Big Al And The Bobcats Deserved More Than What They Got

We may earn a commission from links on this page.

For a few short minutes during the Bobcats' Game 3 loss to the Miami Heat, Al Jefferson did his thing. Which is to say he stuck his ass into whatever helpless defender got himself dragged onto the left block, took a brief moment to size up the situation, and then bullied his way to the rim on the strength of one of his many unstoppable post moves.

There was the snap-quick baseline spin that rooted Chris Bosh's shoes to the floor; there was the face-up, one-dribble drop-step move that twice found a sliver of daylight between Chris Andersen's outstretched arm and the rim; there was the torturous shot fake followed by a smooth jump hook that got the basket and the foul.

These are the kind of moves that NBA fans should have been gawking at throughout the Bobcats' series against the Heat. That didn't happen, though, because almost as quickly as Game 1 began, Jefferson was reduced to a hobbling mess by a torn plantar fascia ligament. Apart from that brief scoring outburst in the first quarter of Game 3, Big Al spent the entire series hauling himself around the court on one leg, looking about as spry as Kendrick Perkins on horse tranquilizers. The pain in his foot was so severe that he couldn't even suit up for last night's series-clinching loss.


That sucks for a variety of reasons, none bigger than the fact that Jefferson's virtuosity in the post deserves to be seen and appreciated by every NBA fan. The Bobcats never play on national TV, so this series was Big Al's best chance to show the world what he can do. Jefferson—who averaged 22-11 this year while getting 51 percent of his plays in the post, according to Synergy Sports—should have been afforded at least four full games of unmitigated destruction of the Heat frontline. Big Al should have spent every game blitzing Chris Bosh with the same array of spins, shot fakes, jump hooks, drop steps, and up-and-unders that he's been busting up the entire league with all year. Look at what you missed out on, America:

It's important to remember that it's hard to be as good at low-post offense as he is. If it weren't, you'd see Dwight Howard and Serge Ibaka dominating the league with a similar arsenal of moves, and poor Hakeem Olajuwon would be looking for a new summer job. So there's something uniquely satisfying about the way Jefferson dominates a game. A Blake Griffin dunk is a firework explosion; it's sudden and basic and awe-inspiring. But watching Jefferson duck and pivot his way through a double team without ever ungluing his feet from the ground is a different sort of thrill—more like watching an escape artist wriggle out of his chains.
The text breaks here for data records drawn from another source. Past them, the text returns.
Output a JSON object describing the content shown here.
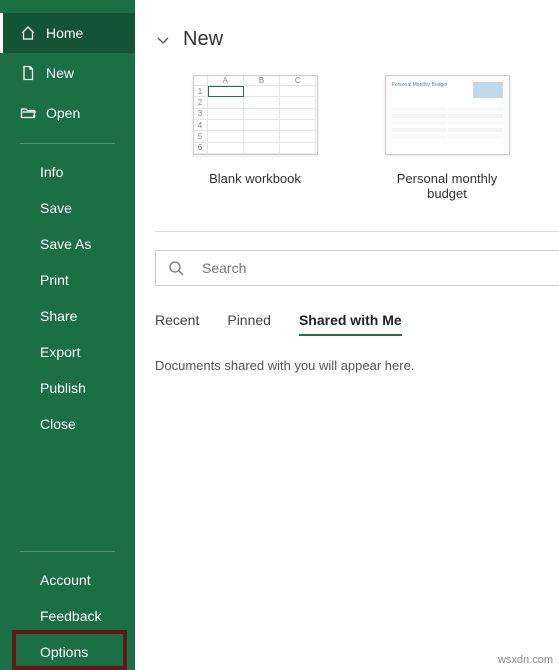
{
  "sidebar": {
    "primary": [
      {
        "label": "Home"
      },
      {
        "label": "New"
      },
      {
        "label": "Open"
      }
    ],
    "file": [
      {
        "label": "Info"
      },
      {
        "label": "Save"
      },
      {
        "label": "Save As"
      },
      {
        "label": "Print"
      },
      {
        "label": "Share"
      },
      {
        "label": "Export"
      },
      {
        "label": "Publish"
      },
      {
        "label": "Close"
      }
    ],
    "bottom": [
      {
        "label": "Account"
      },
      {
        "label": "Feedback"
      },
      {
        "label": "Options"
      }
    ]
  },
  "main": {
    "section_title": "New",
    "templates": [
      {
        "label": "Blank workbook"
      },
      {
        "label": "Personal monthly budget"
      }
    ],
    "search_placeholder": "Search",
    "tabs": [
      {
        "label": "Recent"
      },
      {
        "label": "Pinned"
      },
      {
        "label": "Shared with Me"
      }
    ],
    "empty_message": "Documents shared with you will appear here."
  },
  "watermark": "wsxdn.com",
  "thumb": {
    "cols": [
      "A",
      "B",
      "C"
    ],
    "rows": [
      "1",
      "2",
      "3",
      "4",
      "5",
      "6"
    ],
    "budget_title": "Personal Monthly Budget"
  }
}
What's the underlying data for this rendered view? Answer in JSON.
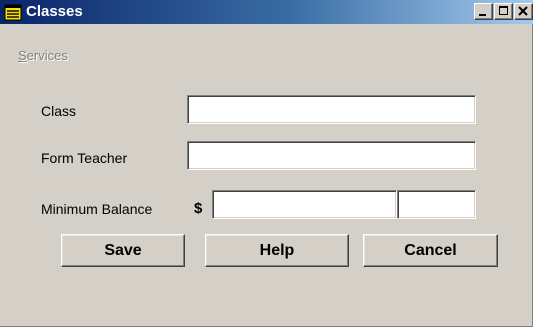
{
  "window": {
    "title": "Classes",
    "icon": "notepad-icon",
    "controls": {
      "minimize": "minimize-icon",
      "maximize": "maximize-icon",
      "close": "close-icon"
    }
  },
  "menu": {
    "services_accel": "S",
    "services_rest": "ervices"
  },
  "form": {
    "class_label": "Class",
    "class_value": "",
    "form_teacher_label": "Form Teacher",
    "form_teacher_value": "",
    "min_balance_label": "Minimum Balance",
    "currency_symbol": "$",
    "min_balance_dollars": "",
    "min_balance_cents": ""
  },
  "buttons": {
    "save": "Save",
    "help": "Help",
    "cancel": "Cancel"
  },
  "colors": {
    "title_gradient_start": "#0a246a",
    "title_gradient_end": "#a6caf0",
    "face": "#d4d0c8",
    "disabled_text": "#808080"
  }
}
In a way, that's the operative metaphor for the whole franchise, which is forever trying to free itself from the straits of the small market. The Bobcats won 21 games last year, and nobody would have batted an eye if they had decided to spend this season tanking, hoping to snag a blue-chip prospect in the draft before starting fresh next year, rebranded and rebuilt as the Charlotte Hornets. But that's not what the Bobcats did. Instead, they decided to do things the hard way, throwing $40 million at Jefferson and asking him to help salvage one of the worst teams in the league. At the time of Jefferson's signing, the Cats were scoffed at:

But the Jazz let Jefferson walk this summer exactly because their young players couldn't make the next leap with him on the floor. While he and Zeller, combined with the handful of East teams in bad shape, should equal a few more wins this season, it will come at a cost. Getting marginally better won't push the Bobcats into the playoffs, but it will take away pingpong balls in the best draft of the next decade.

What the Bobcats really need is a star to build around. No one on the roster is up for the challenge, and their summer strategy appears to be hurting their odds of adding that guy next year.


Tanking is easy, but asking a 29-year-old low-post savant who can't play defense to engineer the turnaround of a 21-win team is hard. Building a top-tier defense around that flat-footed low-post savant is really hard. Winning 43 games—even in the East—with a backcourt that can't really shoot is even harder. The Bobcats did all of those things, putting a likable team on the floor in the process. They didn't have a chance against the Heat, but they deserved better for their troubles than to limp into another sad, hoopless May.